"It's only a lamp," he said, "just a lamp; and it's hung there for the sole purpose of showing Sophy's eyes. When she's not there, they put it out—for what's the use of it?"
"They put it out when I'm not there?"
"I've noticed it happen a dozen times of late."
"It lights up again when I come, Monseigneur?"
"Ah, then I forget to look!"
"You get very little sun anyhow, then!"
"I've something so much better."
It is pathetic to read—pathetic that she should have set it down as though every word of it were precious—set it down as minutely as she chronicled the details of the critical hours to which fate was soon to call her.
Yet, was she wrong? Days of idleness are not always the emptiest; life may justify its halts; our spirits may mount to their sublimest pitch in hours of play. At least, the temper of that holiday, and her eager prizing and recording of it, show well the manner of woman that she was—her passionate love of beauty, her eager stretching out to all that makes life beautiful, her spirit, sensitive to all around, taking color from this and that, reflecting back every ray which the bounty of nature or of man poured upon it, her great faculty of living. She wasted no days or hours. Ever receiving, ever giving, she spent her sojourn in a world that for her did much, yet never could do enough, to which she gave a great love, yet never seemed to herself to be able to give enough. Perhaps she was not wrong when she called herself a pagan.
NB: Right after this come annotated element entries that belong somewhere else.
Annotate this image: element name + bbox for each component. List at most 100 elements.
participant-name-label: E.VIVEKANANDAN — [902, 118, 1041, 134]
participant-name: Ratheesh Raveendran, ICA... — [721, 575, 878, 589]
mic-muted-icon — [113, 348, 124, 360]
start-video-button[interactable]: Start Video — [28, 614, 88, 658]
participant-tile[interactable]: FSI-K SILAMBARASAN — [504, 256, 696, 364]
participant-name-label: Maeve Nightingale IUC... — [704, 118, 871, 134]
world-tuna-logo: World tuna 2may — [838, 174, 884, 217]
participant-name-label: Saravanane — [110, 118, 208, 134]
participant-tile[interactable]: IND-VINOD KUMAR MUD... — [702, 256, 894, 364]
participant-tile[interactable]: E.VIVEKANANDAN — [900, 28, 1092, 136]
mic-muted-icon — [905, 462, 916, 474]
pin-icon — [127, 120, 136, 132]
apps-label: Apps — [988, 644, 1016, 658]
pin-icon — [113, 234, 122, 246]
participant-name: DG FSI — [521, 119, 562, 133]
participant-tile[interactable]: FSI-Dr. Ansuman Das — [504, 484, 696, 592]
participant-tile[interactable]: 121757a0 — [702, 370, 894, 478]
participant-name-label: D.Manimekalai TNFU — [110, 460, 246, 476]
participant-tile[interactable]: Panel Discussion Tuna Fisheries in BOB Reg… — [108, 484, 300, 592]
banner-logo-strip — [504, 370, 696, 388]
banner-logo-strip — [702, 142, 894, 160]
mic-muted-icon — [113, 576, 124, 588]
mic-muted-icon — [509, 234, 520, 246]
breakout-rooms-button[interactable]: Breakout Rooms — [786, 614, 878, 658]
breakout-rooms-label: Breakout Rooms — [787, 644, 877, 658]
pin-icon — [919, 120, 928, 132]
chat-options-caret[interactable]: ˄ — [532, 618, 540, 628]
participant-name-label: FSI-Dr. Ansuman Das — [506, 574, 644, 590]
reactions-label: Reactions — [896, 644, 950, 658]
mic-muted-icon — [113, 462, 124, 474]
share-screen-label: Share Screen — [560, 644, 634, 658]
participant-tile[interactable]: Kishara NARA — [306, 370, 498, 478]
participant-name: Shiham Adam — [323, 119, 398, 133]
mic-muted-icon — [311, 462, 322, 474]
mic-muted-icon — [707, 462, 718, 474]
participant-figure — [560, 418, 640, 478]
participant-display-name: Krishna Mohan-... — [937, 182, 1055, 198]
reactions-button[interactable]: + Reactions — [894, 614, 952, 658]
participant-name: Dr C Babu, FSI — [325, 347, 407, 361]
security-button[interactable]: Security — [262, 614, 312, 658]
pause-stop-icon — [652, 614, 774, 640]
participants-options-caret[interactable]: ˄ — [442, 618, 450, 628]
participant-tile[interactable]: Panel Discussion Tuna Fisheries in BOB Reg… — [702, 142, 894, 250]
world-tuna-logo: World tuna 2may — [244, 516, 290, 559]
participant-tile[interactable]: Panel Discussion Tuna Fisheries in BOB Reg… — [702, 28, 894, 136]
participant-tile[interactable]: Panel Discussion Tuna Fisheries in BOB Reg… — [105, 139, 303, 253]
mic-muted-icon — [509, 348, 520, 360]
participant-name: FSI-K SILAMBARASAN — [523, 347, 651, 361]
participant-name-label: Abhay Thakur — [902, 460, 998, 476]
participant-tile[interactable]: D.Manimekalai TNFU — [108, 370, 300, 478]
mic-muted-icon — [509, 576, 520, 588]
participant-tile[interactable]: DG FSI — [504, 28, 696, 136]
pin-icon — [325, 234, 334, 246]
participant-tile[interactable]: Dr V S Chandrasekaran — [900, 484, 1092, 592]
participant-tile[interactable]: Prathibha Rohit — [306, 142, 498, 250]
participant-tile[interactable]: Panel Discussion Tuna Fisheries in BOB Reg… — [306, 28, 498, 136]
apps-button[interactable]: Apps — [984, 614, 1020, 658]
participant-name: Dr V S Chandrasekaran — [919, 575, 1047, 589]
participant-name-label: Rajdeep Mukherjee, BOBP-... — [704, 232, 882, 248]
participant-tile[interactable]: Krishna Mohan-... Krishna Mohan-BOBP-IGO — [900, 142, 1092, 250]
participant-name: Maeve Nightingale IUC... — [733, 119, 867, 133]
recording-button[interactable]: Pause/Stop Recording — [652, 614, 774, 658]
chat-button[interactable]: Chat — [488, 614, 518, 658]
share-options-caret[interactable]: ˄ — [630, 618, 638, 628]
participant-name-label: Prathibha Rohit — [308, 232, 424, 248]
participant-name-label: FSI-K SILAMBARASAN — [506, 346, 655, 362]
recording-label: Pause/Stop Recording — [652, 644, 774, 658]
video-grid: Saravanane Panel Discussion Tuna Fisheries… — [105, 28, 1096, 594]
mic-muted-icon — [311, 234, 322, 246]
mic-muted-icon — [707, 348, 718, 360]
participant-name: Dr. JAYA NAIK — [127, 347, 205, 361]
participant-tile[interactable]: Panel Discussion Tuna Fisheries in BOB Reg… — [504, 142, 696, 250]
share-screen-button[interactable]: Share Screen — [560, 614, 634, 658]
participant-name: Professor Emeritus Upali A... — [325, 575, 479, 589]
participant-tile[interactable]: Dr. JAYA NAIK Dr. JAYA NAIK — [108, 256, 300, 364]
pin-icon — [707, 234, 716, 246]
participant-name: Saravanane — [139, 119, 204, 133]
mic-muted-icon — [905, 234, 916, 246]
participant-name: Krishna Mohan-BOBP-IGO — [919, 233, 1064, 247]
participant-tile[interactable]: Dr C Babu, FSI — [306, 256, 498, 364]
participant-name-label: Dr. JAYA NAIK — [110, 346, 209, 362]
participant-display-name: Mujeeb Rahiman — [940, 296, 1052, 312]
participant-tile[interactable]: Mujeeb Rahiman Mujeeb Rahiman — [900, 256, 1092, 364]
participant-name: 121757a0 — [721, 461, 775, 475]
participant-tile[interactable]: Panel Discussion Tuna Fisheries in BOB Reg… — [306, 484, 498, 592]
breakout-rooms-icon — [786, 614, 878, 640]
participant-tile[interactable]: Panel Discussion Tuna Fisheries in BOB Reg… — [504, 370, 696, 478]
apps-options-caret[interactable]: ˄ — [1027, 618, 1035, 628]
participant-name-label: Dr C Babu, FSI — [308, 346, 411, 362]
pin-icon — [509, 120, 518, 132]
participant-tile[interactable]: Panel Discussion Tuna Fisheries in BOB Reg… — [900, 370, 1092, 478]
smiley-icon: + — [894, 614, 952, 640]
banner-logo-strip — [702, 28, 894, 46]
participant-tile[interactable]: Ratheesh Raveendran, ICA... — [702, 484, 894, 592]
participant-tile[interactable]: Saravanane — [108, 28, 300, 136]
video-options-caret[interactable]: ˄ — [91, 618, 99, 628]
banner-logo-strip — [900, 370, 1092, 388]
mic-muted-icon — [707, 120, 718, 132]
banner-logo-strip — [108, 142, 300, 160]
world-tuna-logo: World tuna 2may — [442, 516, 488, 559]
She was of the religion of joy; her kindest thought of the grave was that haply through some chink in its dark walls there might creep one tiny sunbeam of memory.
They rode home together as the sun was setting—a sun of ruddy gold, behind it one bright, purple cloud, the sky beyond blue, deepening almost into black. When Praslok came in sight, she laid her hand on his with a long-drawn sigh.